Attenzione: nell’articolo che segue non sono presenti spoiler sui corti di Wes Anderson The Wonderful Story of Henry Sugar, Poison, The Ratcatcher e The Swan. Ma pure a proposito di Asteroid City, volendo.

Roald Dahl è nato nel 1916, non nel corso degli anni Sessanta. Meno male, peccato. Wes Anderson, invece, è nato nel 1969 e non nei primi decenni del Novecento. Meno male, peccato. Non sappiamo se il primo avrebbe preferito vivere nella nostra epoca, ma siamo un po’ più sicuri a proposito del secondo: pur essendo figlio del suo tempo al punto da averne plasmato le forme con rarissima personalità, coglie ogni occasione per tuffarsi negli anni che furono attraverso una prospettiva che strumentalizza il contesto per dar vita a qualcosa di completamente nuovo. Dentro un Novecento ormai svanito, nelle sue coreografie, nei suoi linguaggi. Nel suo teatro, nella sua letteratura. Pure nella sua musica. Persino nelle rispettive visioni del mondo e nelle sue ironiche storture, se volessimo scavare più a fondo. Tra un decennio e l’altro, tra i Quaranta e i Settanta. A patto che il Duemila riviva esclusivamente nella loro luce riflessa. Meno male, peccato.

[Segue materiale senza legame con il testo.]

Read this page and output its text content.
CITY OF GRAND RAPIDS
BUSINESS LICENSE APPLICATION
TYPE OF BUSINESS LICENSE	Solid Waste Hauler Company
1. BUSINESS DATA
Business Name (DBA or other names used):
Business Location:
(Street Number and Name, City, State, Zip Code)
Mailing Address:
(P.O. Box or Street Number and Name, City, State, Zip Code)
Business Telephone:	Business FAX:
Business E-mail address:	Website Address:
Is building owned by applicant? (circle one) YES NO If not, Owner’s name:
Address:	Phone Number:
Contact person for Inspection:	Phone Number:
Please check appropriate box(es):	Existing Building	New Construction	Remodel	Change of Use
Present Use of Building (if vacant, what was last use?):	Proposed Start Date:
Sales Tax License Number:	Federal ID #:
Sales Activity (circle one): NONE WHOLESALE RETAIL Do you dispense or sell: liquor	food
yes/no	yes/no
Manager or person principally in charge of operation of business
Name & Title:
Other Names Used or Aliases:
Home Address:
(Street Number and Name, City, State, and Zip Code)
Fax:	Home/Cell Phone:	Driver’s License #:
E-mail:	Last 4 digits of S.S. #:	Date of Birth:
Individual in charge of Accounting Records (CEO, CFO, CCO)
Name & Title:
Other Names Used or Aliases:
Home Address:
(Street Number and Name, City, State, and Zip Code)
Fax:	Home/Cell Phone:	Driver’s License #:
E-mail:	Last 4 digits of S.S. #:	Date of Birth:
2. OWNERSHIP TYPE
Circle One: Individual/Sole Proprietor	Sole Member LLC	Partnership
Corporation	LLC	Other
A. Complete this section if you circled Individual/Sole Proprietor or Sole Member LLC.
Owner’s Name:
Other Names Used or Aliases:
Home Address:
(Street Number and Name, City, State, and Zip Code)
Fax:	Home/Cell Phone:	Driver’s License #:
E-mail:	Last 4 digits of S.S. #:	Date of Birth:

Meno male che a un certo punto, però, loro due si sono incontrati davvero. Per la seconda volta, dopo Fantastic Mr. Fox. Tra le pagine di un ciclo di racconti, perfettamente centrati all’interno di una ripresa che ne schiude mille altre. Dentro un’operazione espressiva in cui Wes Anderson sembra essersi divertito un mondo col piglio del fotografo, dell’autore teatrale, del romanziere. Del cineasta, più di tutto. Uno che sul grande schermo ci ha sempre portato quello che gli pare, alle proprie condizioni. E altrettanto ha fatto sul piccolo, di schermo. Grazie a Roald Dahl, scrittore da cui ha tratto un mediometraggio e tre corti da pochi giorni disponibili su Netflix. Opere che a una prima occhiata sembrano non avere niente a che vedere con l’altra sua creatura attualmente in circolazione, il lungometraggio Asteroid City. Peccato, direbbe qualcuno. E meno male, aggiungiamo noi. Perché al di là dei limiti più o meno evidenti del film ora al cinema, Wes Anderson va benissimo così. Perché è sempre Wes Anderson, anche quando è “troppo” Wes Anderson. E forse lo è persino di più.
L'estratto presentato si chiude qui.